Título: A PF atesta...
Autor: Cruvinel, Tereza
Fonte: O Globo, 06/06/2007, O Globo, p. 2

Em outro momento, a busca realizada pela Polícia Federal na casa de Vavá, irmão do presidente Lula, teria sido devastadora. Mas, agora, o governo não está na defensiva e vem até faturando as investidas da PF contra a corrupção, mesmo quando não é dele a iniciativa. Pressentindo a receita da limonada, a oposição evitou explorar o assunto. Desse jeito, a PF lhe tira o discurso de que o governo açula a PF contra os adversários.

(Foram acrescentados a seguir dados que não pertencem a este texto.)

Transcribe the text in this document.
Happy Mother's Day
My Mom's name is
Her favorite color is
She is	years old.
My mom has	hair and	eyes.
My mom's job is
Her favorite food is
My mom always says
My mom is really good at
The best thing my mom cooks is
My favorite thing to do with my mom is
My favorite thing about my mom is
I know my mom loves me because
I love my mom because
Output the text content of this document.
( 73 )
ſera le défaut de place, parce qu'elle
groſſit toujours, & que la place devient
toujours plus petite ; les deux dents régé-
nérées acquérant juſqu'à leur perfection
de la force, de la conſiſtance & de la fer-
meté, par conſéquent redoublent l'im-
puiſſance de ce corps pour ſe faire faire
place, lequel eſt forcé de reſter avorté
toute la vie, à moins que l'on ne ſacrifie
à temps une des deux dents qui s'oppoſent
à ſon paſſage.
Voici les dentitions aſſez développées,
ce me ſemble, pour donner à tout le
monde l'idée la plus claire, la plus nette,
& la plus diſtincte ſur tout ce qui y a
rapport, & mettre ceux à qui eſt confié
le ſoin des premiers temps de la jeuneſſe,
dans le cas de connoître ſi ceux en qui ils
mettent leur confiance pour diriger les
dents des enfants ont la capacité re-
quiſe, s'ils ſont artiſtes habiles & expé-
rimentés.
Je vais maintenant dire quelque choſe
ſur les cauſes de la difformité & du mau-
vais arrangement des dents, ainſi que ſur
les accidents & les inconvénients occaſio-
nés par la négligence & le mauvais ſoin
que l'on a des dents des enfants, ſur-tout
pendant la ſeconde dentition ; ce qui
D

Ante a confirmação de que Lula foi previamente informado da diligência e nada fez para impedi-la, ele pode ficar ainda melhor na foto. O ministro Tarso Genro falou com ele na Índia por volta das quatro horas da manhã, de segunda para terça-feira. Duas horas antes, portanto, da chegada dos agentes à casa do irmão. Horas depois, quando a notícia correu, Tarso passou a brandir o republicanismo da PF, que não veria sobrenomes e parentescos na hora de investigar. Em Délhi, Lula não escondeu a contrariedade, mas saiu-se bem. Defendeu o irmão, externou confiança em sua inocência, mas mostrou resignação republicana, diria Tarso, ao observar que ele não é diferente de nenhum outro brasileiro. Que lhe restava apenas aguardar o resultado da investigação.

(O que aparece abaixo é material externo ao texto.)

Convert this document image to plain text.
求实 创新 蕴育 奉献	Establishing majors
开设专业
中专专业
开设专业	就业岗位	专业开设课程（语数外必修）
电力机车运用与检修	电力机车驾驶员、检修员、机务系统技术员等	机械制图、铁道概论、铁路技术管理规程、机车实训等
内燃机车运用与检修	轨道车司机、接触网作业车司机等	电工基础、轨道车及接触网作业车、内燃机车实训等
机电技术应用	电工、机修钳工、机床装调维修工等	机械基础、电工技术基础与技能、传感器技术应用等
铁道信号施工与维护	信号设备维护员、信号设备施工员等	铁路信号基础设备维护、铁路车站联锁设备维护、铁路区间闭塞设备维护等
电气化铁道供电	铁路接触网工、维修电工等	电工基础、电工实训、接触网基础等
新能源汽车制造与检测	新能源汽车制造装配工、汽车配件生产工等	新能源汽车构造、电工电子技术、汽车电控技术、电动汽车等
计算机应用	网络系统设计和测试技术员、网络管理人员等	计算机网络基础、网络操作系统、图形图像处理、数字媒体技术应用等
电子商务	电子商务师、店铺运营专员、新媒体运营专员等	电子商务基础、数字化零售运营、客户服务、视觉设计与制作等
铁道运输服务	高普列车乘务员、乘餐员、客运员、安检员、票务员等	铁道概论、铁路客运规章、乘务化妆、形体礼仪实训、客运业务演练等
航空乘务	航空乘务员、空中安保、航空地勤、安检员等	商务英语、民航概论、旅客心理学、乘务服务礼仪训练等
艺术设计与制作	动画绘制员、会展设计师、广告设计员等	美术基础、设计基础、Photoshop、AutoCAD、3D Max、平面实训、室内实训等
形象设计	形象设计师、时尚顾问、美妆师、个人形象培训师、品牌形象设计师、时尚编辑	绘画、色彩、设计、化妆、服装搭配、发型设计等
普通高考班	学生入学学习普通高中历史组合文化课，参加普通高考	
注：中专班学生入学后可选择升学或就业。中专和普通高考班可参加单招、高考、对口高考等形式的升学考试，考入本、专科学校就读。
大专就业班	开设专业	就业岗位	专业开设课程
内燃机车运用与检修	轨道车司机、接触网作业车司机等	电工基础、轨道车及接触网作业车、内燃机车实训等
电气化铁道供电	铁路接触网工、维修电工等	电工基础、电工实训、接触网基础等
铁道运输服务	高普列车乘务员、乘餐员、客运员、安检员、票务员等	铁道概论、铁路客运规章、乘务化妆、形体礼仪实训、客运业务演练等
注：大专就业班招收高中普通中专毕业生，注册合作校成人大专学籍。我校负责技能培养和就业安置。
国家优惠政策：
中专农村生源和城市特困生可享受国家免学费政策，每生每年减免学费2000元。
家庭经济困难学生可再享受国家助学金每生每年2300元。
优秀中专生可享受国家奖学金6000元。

À oposição, não convinha agora repetir as estridências de 2005, quando o PT e o governo ardiam na fogueira do valerioduto. "O que nos falta agora é ajudar o Lula a faturar com a investigação do irmão pela PF", dizia ontem o líder do DEM, Onyx Lorenzoni, recomendando cautela aos pares. Mas alguém certamente ainda dirá que, informado, Lula pode ter instruído o irmão a destruir provas.

De todo modo, o presidente e o ministro da Justiça saem favorecidos pelo episódio em outra questão, até mais importante. Desde a deflagração da Operação Navalha, que feriu muita gente da oposição, embora tenha atingido de raspão alguns aliados, eles vêm sendo acusados, aos gritos ou aos sussurros, de estarem insuflando a PF contra os adversários e/ou aliados espaçosos, como os do PMDB. Alguns vão mais longe, sugerindo que as operações da PF estão servindo ao enfraquecimento do Parlamento, em detrimento de um Executivo que se fortalece, passando ao largo dos escândalos e criando o ambiente propício a um regime populista-autoritário.

A verdade parece ser bem menos fantástica ou fantasiosa. O que parece claro é que a PF adquiriu extrema autonomia, sobretudo depois que Tarso manteve o delegado Paulo Lacerda como diretor interino, o que teria deflagrado a disputa interna pela sucessão e rompido os controles que o diretor antes detinha. Em tais circunstâncias, a fúria investigativa da PF estaria batendo em Chico e também em Francisco. Em adversários, aliados e até em irmão do presidente da República. A sanha da PF é saudável, se mantida dentro dos marcos da legalidade. Essa teria sido a única pergunta de Lula a Tarso, ao ser informado da ação programada. Mas é temerária a afirmação do presidente, de que não serão molestados aqueles que não fizerem nada errado. Ele repetiu isso na Índia, depois de quase jurar pela inocência do irmão. Na ditadura, muita gente foi presa e até torturada sem ter feito nada de errado. Ou seja, contra o regime. Por engano, inépcia ou perseguição de aparelhos repressivos que agiam com total autonomia.